Monochloramine directly modulates Ca(2+)-activated K(+) channels in rabbit colonic muscularis mucosae

Abstract

Background & aims: Mesenteric ischemia, infection, and inflammatory bowel disease may eventuate in severe colitis, complicated by toxic megacolon with impending intestinal perforation. Monochloramine (NH(2)Cl) is a membrane-permeant oxidant generated during colitis by the large amount of ambient luminal NH(3) in the colon. Reactive oxygen metabolites can modulate smooth muscle ion channels and thereby affect colonic motility, which is markedly impaired in colitis.

Methods: Effects of NH(2)Cl on ionic currents in the innermost smooth muscle layer of the colon, the tunica muscularis mucosae, were examined using the patch clamp technique. Membrane potential in whole tissue strips was measured using high-resistance microelectrodes.

Results: Whole cell voltage clamp experiments showed that NH(2)Cl (3-30 micromol/L) enhanced outward currents in a dose-dependent manner, increasing currents more than 8-fold at a test potential of +30 mV. Tail current analysis showed that the currents enhanced by NH(2)Cl were K(+) currents. Inhibition by tetraethylammonium and iberiotoxin suggested that these currents represented activation of large-conductance, Ca(2+)-activated K(+) channels. The membrane-impermeant oxidant taurine monochloramine, however, had no effect on whole cell currents.
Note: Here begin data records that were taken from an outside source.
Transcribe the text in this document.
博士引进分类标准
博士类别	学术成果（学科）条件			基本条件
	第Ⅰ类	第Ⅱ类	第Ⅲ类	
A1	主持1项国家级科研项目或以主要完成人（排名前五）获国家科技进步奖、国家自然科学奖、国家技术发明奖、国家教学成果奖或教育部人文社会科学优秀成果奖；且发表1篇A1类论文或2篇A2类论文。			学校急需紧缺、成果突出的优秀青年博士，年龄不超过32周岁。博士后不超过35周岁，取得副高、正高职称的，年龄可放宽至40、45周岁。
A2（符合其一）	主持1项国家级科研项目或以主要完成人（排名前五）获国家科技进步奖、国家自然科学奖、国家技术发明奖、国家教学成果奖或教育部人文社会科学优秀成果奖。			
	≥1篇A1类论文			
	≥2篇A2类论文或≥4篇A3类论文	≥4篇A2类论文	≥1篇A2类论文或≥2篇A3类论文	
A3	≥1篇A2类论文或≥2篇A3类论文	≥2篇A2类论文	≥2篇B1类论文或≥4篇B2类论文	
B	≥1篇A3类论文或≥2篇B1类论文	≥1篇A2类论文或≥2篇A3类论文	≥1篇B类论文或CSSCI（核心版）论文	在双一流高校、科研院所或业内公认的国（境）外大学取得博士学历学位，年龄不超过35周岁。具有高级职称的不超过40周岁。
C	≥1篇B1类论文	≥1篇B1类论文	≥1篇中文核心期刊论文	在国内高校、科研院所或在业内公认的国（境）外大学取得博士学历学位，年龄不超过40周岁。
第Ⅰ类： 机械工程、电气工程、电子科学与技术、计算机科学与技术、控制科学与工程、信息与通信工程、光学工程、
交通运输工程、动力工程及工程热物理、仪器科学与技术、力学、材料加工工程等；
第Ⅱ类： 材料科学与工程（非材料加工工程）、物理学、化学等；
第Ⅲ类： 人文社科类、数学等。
Single-channel studies in inside-out patches showed that NH(2)Cl increased open probability of a 257-pS channel in symmetrical (140 mmol/L) K(+). In the presence of NH(2)Cl, the steady-state voltage dependence of activation was shifted by -22 mV to the left with no change in the single-channel amplitude. The sulfhydryl alkylating agent N-ethylmaleimide prevented NH(2)Cl-induced channel activation. NH(2)Cl also hyperpolarized intact muscle strips, an effect blocked by iberiotoxin.

Conclusions: NH(2)Cl, at concentrations expected to be found during colitis, may contribute to smooth muscle dysfunction by a direct oxidant effect on maxi K(+) channels.